Rik van Duijn
Rik has over 10 years of experience in offensive security area working as a penetration tester. Next to his work assessing the security of infrastructures, he spends time researching trends within IT security and on developing defensive measures.
Session
Protecting Hundreds of Organizations Against AiTM: Lessons Learned" dives into the evolving threat of AiTM) attacks. Our presentation highlights the transition from basic phishing tactics to sophisticated methods that compromise organizational security. The presentation outlines the journey from oldschool phishing attacks, to phishing framework like UADMIN, and the introduction of tools like Evilginx. And now the SaaS providers allowing anyone to buy access to an AiTM platform.
We’ve introduced a free method of detecting AiTM attacks. Which has allowed us an insight into the scale of AiTM attacks atleast against Microsoft M365 tenants.
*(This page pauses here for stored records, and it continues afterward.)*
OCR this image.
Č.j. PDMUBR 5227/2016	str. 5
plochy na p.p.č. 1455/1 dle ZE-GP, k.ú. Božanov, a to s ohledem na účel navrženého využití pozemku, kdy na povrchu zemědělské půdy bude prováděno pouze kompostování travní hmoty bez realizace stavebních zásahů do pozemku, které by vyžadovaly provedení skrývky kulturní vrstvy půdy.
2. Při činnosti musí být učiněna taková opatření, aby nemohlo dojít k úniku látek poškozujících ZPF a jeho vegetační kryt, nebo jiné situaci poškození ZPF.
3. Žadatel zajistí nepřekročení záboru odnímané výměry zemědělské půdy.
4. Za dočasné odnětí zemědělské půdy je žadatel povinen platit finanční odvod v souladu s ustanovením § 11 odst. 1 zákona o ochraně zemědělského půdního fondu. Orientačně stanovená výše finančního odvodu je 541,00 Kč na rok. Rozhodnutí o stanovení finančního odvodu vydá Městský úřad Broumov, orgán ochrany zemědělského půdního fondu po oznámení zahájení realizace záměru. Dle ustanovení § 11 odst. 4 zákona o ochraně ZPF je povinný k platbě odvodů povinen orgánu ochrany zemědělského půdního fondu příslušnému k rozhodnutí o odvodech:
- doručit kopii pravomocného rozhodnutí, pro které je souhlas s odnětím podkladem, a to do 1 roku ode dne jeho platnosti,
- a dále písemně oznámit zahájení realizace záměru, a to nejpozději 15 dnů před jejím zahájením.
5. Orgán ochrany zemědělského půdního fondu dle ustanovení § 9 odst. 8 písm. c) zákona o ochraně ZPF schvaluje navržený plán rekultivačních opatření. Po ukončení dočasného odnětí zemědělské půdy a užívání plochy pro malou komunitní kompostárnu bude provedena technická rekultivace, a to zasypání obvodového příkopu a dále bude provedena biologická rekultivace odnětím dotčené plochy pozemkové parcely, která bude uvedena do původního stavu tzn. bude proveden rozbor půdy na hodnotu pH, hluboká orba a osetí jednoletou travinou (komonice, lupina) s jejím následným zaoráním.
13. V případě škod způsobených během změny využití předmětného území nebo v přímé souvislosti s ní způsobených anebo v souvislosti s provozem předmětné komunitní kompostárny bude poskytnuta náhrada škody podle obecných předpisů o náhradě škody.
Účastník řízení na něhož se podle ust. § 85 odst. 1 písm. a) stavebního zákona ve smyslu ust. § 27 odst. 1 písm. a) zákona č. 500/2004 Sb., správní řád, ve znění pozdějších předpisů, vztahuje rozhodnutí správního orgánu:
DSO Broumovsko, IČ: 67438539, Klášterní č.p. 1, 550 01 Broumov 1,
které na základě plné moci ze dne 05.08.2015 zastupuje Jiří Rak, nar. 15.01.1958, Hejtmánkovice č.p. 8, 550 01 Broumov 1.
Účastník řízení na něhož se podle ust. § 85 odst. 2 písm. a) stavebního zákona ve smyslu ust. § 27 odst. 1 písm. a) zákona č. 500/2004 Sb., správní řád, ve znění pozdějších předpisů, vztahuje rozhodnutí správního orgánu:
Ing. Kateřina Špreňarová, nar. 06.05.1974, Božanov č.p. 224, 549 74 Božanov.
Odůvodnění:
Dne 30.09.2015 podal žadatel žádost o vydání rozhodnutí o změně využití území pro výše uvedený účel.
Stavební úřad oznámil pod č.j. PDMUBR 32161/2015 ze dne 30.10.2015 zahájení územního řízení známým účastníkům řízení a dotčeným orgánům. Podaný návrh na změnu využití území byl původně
This prompted the development of a fingerprinting tool to gain an insight into the different actors performing these attacks and typical methods they employ.
We give an insight into a popular AiTM SaaS platform and the revenue stream hosting such software creates. The session ends by outlining common techniques to prevent these types of attacks. Most organizations use M365 and experience attacks using AITM to bypass MFA. At the same time SaaS providers are building AITM services that allow targeteted attacks allowing for supply chain attacks (AITM targeted against admin sites for: pypi, npmjs and rubygems). At the same time used for very specific scams for example against booking.com. Attackers use the booking.com hotel login to extract creditcard information for upcomming hotel guests.